Der neue Pinocchio. Die Abenteuer des Pinocchio neu erzählt, von Christine Nöstlinger (Text) und Antonio Saura (Illustrationen), Hatje Cantz 2010

Eineinhalb Kilo in Leinen gebunden, 300 Seiten, weit über 100 Illustrationen … das neue Pinocchio-Buch hat Charakter! Es ist ein echter Brocken, kraftvoll und bunt. Unsere Autorin Patricia Potrykus hat begeistert darin für Sie geblättert.

Die Geschichte des Pinocchio, der hölzernen Puppe, die nach vielen Abenteuern endlich ein Menschenjunge wird, stammt von dem Italiener Carlo Collodi, der diese bereits Ende des 19. Jahrhunderts erst in der Zeitung und 1883 als Buch veröffentlichte. 1905 erschien Pinocchio auch in Deutschland. Die österreichische Autorin Christine Nöstlinger hat das berühmte Werk der Kinderliteratur 1988 neu verfasst. Diese Fassung zog den spanischen Künstler Antonio Saura (1930-1998) nach zweijähriger Sichtung aller Pinocchio Adaptionen am meisten in den Bann und er entschied sich für Nöstlingers Version als Grundlage für sein illustres Vorhaben. Das Buch erschien bereits 1994 in Spanien, bekam begeisterte Kritiken und gleich den Preis als „Bestes Kunstbuch des Jahres“. Es dauerte lange bis die verstreuten Illustrationen restauriert und neu arrangiert werden konnten, doch nun liegt auch die deutsche Version vor.

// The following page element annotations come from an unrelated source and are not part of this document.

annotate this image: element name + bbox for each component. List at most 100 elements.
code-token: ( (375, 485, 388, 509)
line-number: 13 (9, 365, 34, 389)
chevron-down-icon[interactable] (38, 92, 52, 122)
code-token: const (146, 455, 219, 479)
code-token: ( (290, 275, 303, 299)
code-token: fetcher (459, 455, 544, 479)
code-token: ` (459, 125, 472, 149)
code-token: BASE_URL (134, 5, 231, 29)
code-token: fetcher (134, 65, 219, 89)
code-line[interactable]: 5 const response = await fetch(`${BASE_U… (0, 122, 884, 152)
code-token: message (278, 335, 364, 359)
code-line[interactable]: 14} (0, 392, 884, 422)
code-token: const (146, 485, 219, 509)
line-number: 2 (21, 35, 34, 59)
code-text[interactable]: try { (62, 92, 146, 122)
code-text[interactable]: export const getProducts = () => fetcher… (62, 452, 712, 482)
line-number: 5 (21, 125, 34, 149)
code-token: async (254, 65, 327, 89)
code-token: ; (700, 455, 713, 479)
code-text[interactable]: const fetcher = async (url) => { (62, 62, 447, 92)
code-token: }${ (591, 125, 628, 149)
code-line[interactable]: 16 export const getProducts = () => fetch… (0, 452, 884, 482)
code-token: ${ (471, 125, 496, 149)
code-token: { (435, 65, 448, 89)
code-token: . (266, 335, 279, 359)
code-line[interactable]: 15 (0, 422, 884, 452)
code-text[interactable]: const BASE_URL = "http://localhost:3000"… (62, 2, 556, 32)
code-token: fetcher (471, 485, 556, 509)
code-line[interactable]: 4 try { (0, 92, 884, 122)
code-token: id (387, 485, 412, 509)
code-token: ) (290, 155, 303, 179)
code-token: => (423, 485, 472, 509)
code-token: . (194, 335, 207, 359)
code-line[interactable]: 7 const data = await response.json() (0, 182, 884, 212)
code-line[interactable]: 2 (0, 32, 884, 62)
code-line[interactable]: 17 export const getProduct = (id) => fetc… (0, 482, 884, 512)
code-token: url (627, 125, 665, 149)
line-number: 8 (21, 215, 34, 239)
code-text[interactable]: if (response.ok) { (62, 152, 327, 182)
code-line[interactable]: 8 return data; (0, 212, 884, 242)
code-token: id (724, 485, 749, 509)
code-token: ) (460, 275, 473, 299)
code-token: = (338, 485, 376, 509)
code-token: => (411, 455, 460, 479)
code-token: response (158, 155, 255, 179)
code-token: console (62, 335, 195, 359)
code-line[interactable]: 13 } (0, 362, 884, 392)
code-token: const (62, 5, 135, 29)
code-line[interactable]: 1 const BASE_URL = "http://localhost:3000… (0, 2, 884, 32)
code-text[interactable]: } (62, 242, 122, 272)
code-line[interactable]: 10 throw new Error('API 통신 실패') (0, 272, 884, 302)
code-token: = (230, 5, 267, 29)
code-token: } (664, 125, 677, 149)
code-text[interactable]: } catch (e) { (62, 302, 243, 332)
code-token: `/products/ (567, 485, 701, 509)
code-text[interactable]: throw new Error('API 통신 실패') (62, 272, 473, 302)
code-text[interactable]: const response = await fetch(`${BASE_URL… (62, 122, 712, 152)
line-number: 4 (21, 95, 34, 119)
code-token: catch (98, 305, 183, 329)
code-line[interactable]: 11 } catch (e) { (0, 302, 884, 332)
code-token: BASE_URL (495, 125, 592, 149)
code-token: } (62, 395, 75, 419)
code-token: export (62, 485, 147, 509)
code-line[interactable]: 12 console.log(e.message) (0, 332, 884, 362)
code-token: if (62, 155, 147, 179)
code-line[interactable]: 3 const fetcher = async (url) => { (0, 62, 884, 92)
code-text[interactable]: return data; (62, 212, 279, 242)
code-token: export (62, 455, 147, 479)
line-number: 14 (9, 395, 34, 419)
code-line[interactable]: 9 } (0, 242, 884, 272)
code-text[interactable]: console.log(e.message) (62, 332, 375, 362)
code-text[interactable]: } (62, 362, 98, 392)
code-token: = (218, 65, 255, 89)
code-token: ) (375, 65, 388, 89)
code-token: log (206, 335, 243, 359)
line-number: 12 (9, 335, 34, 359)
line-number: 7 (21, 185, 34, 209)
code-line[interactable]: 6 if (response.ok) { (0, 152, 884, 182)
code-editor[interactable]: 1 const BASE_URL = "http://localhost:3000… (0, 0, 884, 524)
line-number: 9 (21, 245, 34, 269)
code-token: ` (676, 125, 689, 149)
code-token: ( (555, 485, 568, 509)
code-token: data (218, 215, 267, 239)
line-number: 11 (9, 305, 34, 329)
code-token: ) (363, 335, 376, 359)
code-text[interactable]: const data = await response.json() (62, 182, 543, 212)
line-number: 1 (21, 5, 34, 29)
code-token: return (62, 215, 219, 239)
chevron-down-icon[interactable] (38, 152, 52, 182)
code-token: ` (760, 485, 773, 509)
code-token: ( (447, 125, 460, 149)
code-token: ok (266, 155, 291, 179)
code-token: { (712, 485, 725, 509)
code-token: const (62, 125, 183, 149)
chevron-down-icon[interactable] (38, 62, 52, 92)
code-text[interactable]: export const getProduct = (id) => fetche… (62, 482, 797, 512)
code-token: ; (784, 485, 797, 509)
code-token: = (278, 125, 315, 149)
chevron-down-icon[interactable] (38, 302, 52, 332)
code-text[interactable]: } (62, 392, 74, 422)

Die lange Nase zieht sich um den Bucheinband herum und die himmelblauen Augen der geschnitzten Holzpuppe schauen uns nachdenklich an. Aber gleich beim Öffnen springen sie heraus, die vielseitigen Figuren von Saura. Reduzierte, in Tusche ausgeführte Strichmännchen, vor Vitalität sprühende, grob und klecksig kolorierte, dann wieder weiche und bunte, an Amöben erinnernde Wesen. Pinocchio, sein Erschaffer Gepetto, Kater und Fuchs, die Fee mit den türkisfarbenen Haaren sind alle erkennbar, doch manchmal verrenken sich die Figuren so sehr, oder sind so schemenhaft angedeutet, dass man schon mal den Überblick verlieren kann.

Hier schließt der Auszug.